Core Idea
- Overthrow an entrenched totalitarian regime by combining military force (hidden skaa army), political destabilization (house wars), and targeted assassination (the Lord Ruler) rather than frontal assault.
- Success requires trust, redundancy, and strategic sacrifice—even when betrayal seems inevitable and victory demands personal risk.
The Overthrow Strategy
- Phase 1: Recruit 10,000 skaa soldiers in hidden cells (compartmentalized so capture of one unit doesn't expose others).
- Phase 2: Infiltrate nobility to map house politics and manipulate them into self-destructive conflicts that weaken Luthadel's power structure.
- Phase 3: Strike infrastructure (Pits of Hathsin) to pull the Garrison away from the palace.
- Phase 4: Seize treasury and eliminate the Lord Ruler using his hidden weakness (Feruchemical bracelets storing stolen lifespan).
Key Operational Tactics
- Identify and neutralize suppression points: Ministry Soother stations in slums maintain constant emotional control—disable these before mass recruitment.
- Exploit institutional divisions: Political tension between obligators and Inquisitors creates exploitable fractures.
- Target financial stability, not just military power: Make nobility uncertain and hostile to each other; collapse cascades naturally.
- Compartmentalize knowledge: Don't tell infiltrators about other operations—captured operatives can only betray isolated cells.
- Understand enemy infrastructure, not just enemy leaders: The Lord Ruler's true vulnerability is his power system, not his individual strength.
Character Mastery: Allomantic Powers
- Pewter dragging (strength/endurance): Flare selectively to avoid metal depletion; constant burning wastes reserves.

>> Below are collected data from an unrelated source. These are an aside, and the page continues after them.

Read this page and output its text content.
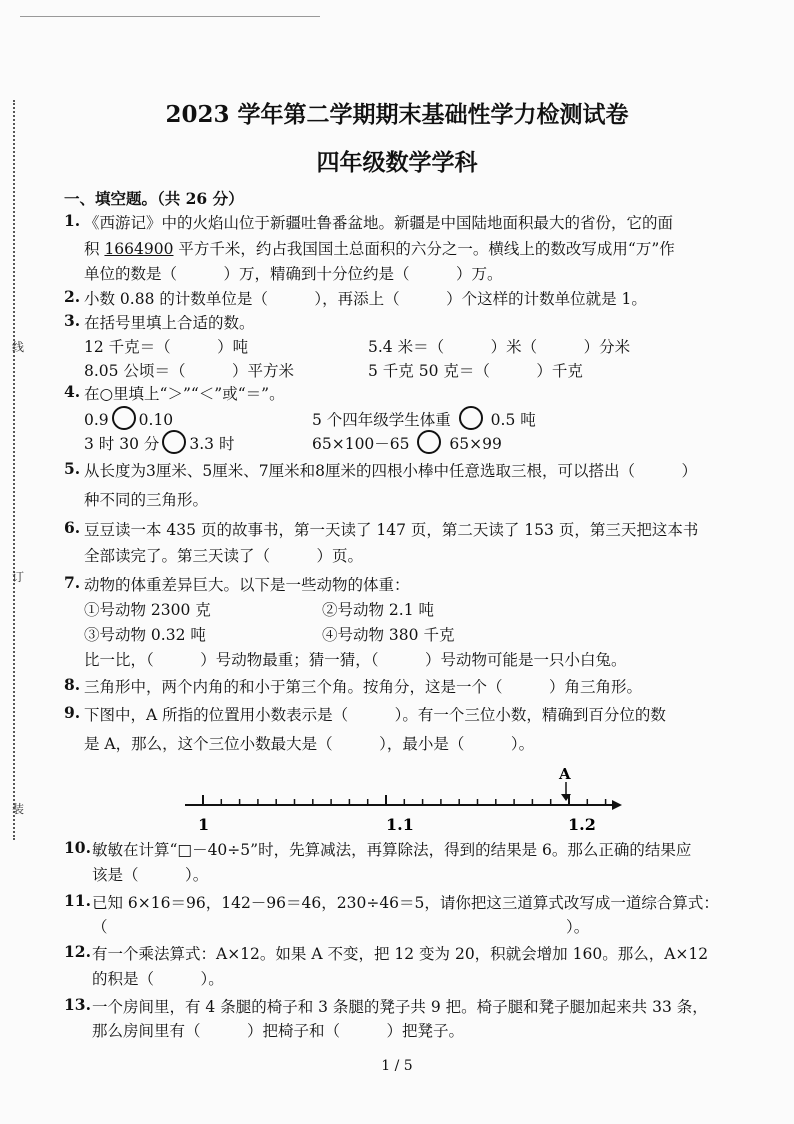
线
订
装
2023 学年第二学期期末基础性学力检测试卷
四年级数学学科
一、填空题。（共 26 分）
1. 《西游记》中的火焰山位于新疆吐鲁番盆地。新疆是中国陆地面积最大的省份，它的面
积 1664900 平方千米，约占我国国土总面积的六分之一。横线上的数改写成用“万”作
单位的数是（　　　）万，精确到十分位约是（　　　）万。
2. 小数 0.88 的计数单位是（　　　），再添上（　　　）个这样的计数单位就是 1。
3. 在括号里填上合适的数。
12 千克＝（　　　）吨	5.4 米＝（　　　）米（　　　）分米
8.05 公顷＝（　　　）平方米	5 千克 50 克＝（　　　）千克
4. 在○里填上“＞”“＜”或“＝”。
0.9 0.10	5 个四年级学生体重	0.5 吨
3 时 30 分 3.3 时	65×100－65	65×99
5. 从长度为3厘米、5厘米、7厘米和8厘米的四根小棒中任意选取三根，可以搭出（　　　）
种不同的三角形。
6. 豆豆读一本 435 页的故事书，第一天读了 147 页，第二天读了 153 页，第三天把这本书
全部读完了。第三天读了（　　　）页。
7. 动物的体重差异巨大。以下是一些动物的体重：
①号动物 2300 克	②号动物 2.1 吨
③号动物 0.32 吨	④号动物 380 千克
比一比，（　　　）号动物最重；猜一猜，（　　　）号动物可能是一只小白兔。
8. 三角形中，两个内角的和小于第三个角。按角分，这是一个（　　　）角三角形。
9. 下图中，A 所指的位置用小数表示是（　　　）。有一个三位小数，精确到百分位的数
是 A，那么，这个三位小数最大是（　　　），最小是（　　　）。
1	1.1	1.2
A
10. 敏敏在计算“□－40÷5”时，先算减法，再算除法，得到的结果是 6。那么正确的结果应
该是（　　　）。
11. 已知 6×16＝96，142－96＝46，230÷46＝5，请你把这三道算式改写成一道综合算式：
（	）。
12. 有一个乘法算式：A×12。如果 A 不变，把 12 变为 20，积就会增加 160。那么，A×12
的积是（　　　）。
13. 一个房间里，有 4 条腿的椅子和 3 条腿的凳子共 9 把。椅子腿和凳子腿加起来共 33 条，
那么房间里有（　　　）把椅子和（　　　）把凳子。
1 / 5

- Bronze sensing (detecting Allomancy): Distinguish metal type by pulse length and Push-Pull variance; practice with live sources.
- Copper burning (hiding Allomancy): Protects you from Seeker detection—essential for infiltration.
- Gold burning (self-reflection): Reveals alternate versions of yourself—use sparingly, emotionally taxing but clarifying.
- Atium conservation (rare foresight): Reserve for confirmed Allomancer threats; opponent hesitation creates tactical openings.
Building Trust & Leadership
- Trust isn't certainty—it's choosing to believe despite vulnerability: Vin learns that loyalty requires accepting betrayal as possible but not inevitable.
- Delegate autonomy to capable people: Ham, Breeze, and Clubs performed best when given clear domains and independence within them.
- Honor sacrifices without dismissing costs: Acknowledge what infiltrators lose (Marsh's permanent tattoos); reframe tactical setbacks as strategic gains.
- Succession planning matters more than ideology: Put competent people in power (even flawed ones like Elend) over perfect idealists; practical governance beats revolutionary purity.
Post-Victory Governance
- Accept allies with messy pasts: Use what people can do, not just who they are (Marsh leads Ministry despite his history).
- Legitimacy requires placing trusted outsiders in power structures: A reformed nobleman heading a skaa rebellion provides stability revolution alone cannot achieve.
- Build systems that survive leadership loss: Kelsier's death doesn't collapse the movement because he built redundancy and empowered others.
Action Plan
- Map your enemy's actual infrastructure and hidden vulnerabilities—not just visible power; find what they're protecting hardest.
- Divide opposition through internal conflict rather than direct confrontation; let enemies weaken each other.
- Build a compartmentalized network where no single person knows the full plan or can betray it completely.
- Trust capable people with clear autonomy in their domains; don't micromanage or withhold information from those executing.
- Prepare for what comes after victory: succession, governance, and the next threat—one win doesn't solve everything.